Nos relations s’expriment parfois comme une sorte de série B sinistre et même violente où, en fonction des circonstances et des interlocuteurs, chaque protagoniste adopte inconsciemment un rôle dramatisé à souhait. Ces rôles relationnels, théorisés par Karpman dans les années soixante, se retrouvent curieusement schématisés dans les… dessins animés : le Persécuteur, la Victime et le Sauveur.

Nous avons souvent un rôle dominant, mais passons aussi de l’un à l’autre, parfois très rapidement, au cours d’une seule conversation. Ces rôles bloquent l’évolution de la relation, aucun n’est meilleur ou pire qu’un autre, et ils se nourrissent d’un mélange de peur et de manque d’estime ou de confiance en soi.

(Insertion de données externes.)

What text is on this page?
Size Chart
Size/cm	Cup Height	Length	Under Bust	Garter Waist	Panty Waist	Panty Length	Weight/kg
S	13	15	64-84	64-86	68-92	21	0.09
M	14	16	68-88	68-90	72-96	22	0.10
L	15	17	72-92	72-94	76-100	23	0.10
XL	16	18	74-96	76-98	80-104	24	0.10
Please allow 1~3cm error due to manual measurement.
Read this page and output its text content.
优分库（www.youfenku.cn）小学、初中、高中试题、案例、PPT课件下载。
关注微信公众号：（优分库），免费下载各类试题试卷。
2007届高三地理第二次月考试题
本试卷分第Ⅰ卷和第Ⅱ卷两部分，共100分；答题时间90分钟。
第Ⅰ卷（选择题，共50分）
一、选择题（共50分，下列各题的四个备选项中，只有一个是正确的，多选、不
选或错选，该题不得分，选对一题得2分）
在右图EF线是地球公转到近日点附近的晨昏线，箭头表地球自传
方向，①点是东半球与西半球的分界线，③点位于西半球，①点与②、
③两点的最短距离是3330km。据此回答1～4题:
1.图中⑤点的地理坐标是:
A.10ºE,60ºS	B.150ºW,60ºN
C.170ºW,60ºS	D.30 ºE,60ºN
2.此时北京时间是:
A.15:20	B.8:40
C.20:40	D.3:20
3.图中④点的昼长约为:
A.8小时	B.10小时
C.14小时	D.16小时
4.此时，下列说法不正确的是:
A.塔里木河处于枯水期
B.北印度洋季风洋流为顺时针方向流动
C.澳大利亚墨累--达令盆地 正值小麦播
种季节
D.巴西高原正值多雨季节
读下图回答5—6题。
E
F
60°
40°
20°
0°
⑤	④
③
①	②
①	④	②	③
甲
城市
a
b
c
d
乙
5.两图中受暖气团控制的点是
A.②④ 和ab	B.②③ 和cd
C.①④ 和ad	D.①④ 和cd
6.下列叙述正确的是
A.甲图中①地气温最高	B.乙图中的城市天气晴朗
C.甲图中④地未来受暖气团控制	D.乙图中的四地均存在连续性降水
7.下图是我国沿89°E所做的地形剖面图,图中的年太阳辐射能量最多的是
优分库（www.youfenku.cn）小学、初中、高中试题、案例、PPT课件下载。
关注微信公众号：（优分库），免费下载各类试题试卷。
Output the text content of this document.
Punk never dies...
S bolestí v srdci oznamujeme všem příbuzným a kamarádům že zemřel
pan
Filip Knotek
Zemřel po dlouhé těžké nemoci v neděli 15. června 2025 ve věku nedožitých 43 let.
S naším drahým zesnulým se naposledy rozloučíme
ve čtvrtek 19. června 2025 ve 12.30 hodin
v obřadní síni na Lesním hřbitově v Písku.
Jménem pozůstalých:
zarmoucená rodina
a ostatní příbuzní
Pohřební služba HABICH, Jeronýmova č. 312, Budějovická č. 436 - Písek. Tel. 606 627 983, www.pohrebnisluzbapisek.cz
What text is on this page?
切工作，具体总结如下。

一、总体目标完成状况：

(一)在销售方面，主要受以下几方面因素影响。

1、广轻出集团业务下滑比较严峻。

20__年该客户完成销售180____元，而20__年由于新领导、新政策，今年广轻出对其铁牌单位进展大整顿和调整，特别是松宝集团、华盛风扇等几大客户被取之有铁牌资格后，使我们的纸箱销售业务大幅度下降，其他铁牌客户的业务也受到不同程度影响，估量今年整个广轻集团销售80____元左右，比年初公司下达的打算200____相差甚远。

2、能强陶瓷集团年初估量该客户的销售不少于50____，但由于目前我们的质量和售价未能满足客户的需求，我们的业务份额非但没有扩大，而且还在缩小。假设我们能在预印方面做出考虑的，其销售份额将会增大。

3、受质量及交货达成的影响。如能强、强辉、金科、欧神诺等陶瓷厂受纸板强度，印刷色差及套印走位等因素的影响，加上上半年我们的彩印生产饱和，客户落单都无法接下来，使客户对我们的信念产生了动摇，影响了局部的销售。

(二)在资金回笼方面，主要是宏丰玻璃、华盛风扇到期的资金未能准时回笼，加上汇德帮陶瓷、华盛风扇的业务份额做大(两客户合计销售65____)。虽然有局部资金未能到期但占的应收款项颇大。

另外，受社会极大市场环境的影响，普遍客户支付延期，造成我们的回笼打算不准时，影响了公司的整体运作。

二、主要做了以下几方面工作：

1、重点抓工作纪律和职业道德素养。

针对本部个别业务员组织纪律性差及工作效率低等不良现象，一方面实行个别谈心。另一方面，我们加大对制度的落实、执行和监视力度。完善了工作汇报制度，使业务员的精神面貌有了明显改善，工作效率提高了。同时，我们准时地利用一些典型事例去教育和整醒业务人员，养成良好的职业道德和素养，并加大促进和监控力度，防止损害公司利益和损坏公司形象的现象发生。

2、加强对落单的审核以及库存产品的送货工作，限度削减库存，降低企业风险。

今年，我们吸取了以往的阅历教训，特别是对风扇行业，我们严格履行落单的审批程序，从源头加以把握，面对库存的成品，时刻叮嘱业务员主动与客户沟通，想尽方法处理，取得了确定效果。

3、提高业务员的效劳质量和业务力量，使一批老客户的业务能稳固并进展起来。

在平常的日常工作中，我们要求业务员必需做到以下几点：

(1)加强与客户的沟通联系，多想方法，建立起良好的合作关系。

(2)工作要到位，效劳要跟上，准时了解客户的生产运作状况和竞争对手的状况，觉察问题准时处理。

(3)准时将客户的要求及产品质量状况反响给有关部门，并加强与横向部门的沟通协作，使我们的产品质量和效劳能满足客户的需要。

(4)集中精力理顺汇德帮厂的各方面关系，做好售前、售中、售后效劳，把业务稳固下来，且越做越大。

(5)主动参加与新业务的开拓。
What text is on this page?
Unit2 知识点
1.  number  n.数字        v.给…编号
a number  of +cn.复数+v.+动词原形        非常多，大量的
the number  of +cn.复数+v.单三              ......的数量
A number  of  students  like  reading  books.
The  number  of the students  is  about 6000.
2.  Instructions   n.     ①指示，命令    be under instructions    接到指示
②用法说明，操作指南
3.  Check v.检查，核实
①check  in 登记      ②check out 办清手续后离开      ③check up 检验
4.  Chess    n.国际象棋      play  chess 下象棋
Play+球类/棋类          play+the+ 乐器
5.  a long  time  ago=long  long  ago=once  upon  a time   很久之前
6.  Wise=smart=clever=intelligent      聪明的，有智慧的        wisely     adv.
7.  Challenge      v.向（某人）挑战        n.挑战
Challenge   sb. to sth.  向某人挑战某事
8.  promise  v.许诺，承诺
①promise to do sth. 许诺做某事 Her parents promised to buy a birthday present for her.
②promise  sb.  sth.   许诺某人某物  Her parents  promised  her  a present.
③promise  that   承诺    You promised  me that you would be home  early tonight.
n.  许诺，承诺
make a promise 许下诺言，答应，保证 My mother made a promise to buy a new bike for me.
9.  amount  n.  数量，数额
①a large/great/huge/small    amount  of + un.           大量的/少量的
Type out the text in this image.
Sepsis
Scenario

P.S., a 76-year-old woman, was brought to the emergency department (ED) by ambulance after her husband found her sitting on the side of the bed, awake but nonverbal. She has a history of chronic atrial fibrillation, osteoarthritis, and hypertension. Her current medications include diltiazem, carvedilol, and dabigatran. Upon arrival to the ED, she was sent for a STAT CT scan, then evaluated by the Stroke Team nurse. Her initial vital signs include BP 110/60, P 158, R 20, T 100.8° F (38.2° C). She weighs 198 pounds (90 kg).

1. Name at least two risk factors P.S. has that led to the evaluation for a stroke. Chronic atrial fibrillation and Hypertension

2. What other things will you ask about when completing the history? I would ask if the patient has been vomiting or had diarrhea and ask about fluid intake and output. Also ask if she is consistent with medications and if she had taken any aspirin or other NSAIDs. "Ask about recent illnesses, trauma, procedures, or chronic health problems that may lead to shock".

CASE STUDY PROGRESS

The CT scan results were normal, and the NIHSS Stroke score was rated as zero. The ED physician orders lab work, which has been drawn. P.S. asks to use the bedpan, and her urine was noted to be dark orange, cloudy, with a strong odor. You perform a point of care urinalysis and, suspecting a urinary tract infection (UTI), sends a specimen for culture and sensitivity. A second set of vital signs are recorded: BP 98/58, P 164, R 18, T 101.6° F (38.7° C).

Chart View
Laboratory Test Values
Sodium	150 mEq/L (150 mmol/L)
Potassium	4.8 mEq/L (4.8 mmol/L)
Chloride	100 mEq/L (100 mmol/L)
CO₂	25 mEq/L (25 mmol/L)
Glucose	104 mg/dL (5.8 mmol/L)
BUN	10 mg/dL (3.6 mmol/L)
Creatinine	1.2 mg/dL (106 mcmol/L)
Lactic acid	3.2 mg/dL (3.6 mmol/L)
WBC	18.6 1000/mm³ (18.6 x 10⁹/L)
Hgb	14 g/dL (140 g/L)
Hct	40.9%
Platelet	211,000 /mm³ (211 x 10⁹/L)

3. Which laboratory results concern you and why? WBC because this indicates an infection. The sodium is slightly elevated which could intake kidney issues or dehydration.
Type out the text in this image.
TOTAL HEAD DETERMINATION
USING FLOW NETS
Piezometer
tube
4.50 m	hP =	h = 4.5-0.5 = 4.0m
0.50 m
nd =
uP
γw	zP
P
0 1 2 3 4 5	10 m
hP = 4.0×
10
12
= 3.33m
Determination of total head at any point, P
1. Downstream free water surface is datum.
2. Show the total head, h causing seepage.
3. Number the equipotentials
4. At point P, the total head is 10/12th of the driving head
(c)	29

Ces rôles peuvent générer beaucoup de stress et engloutir des quantités d’énergie. L’idée générale est double :

  1. Apprendre à repérer le rôle que nous jouons car cela nous permet d’en sortir, tout simplement, afin de prendre sa vraie place dans la relation.
  2. Apprendre à repérer le fonctionnement habituel de nos interlocuteurs afin d’éviter de rentrer dans leur jeu.

Les relations professionnelles, qui s’inscrivent aussi fréquemment dans le triangle, sont davantage compliquées par les positions hiérarchiques, qui peuvent en renforcer les caractéristiques et les rendre extrêmement stressantes. Voici trois portaits tout à fait schématiques de nos héros du jour. Attention, il ne s’agit pas de nous auto-flageller en se disant qu’alors tout est de notre faute. Il faut deux personnes pour avoir un relation, chacun à sa part de responsabilité et ne peut agir que sur elle.

1- Le Persecuteur : Cruella nous voilà Le persécuteur, par crainte des échanges d’une relation qui l’inquiète, a besoin de dominer. Il construit son estime de soi aux dépends de l’autre. Pour cela, il établit les règles, décide, dirige et corrige à la moindre erreur. Il ne pardonne pas le plus petit écart et n’hésite pas alors à tenir des propos désobligeants, dévalorisants, voire humiliants, à faire des critiques destructrices, à mettre son interlocuteur en position d’infériorité, à manipuler, à culpabiliser. Insultes, menaces, harcèlement, colère peuvent faire partie de son attirail de parfait petit persécuteur.Ne nous y trompons pas, notre épouvantable persécuteur cache une personne pétrifiée de trouille face aux relations. C’est souvent un sauveur déçu qui, ne sachant plus comment s’y prendre, emploie la manière forte, ou une victime qui a décidé de se protéger. Et dans la vraie vie, il ressemble plus à Hermione Granger, au Dr House ou à Madame Olson qu’à une méchante de dessin animé.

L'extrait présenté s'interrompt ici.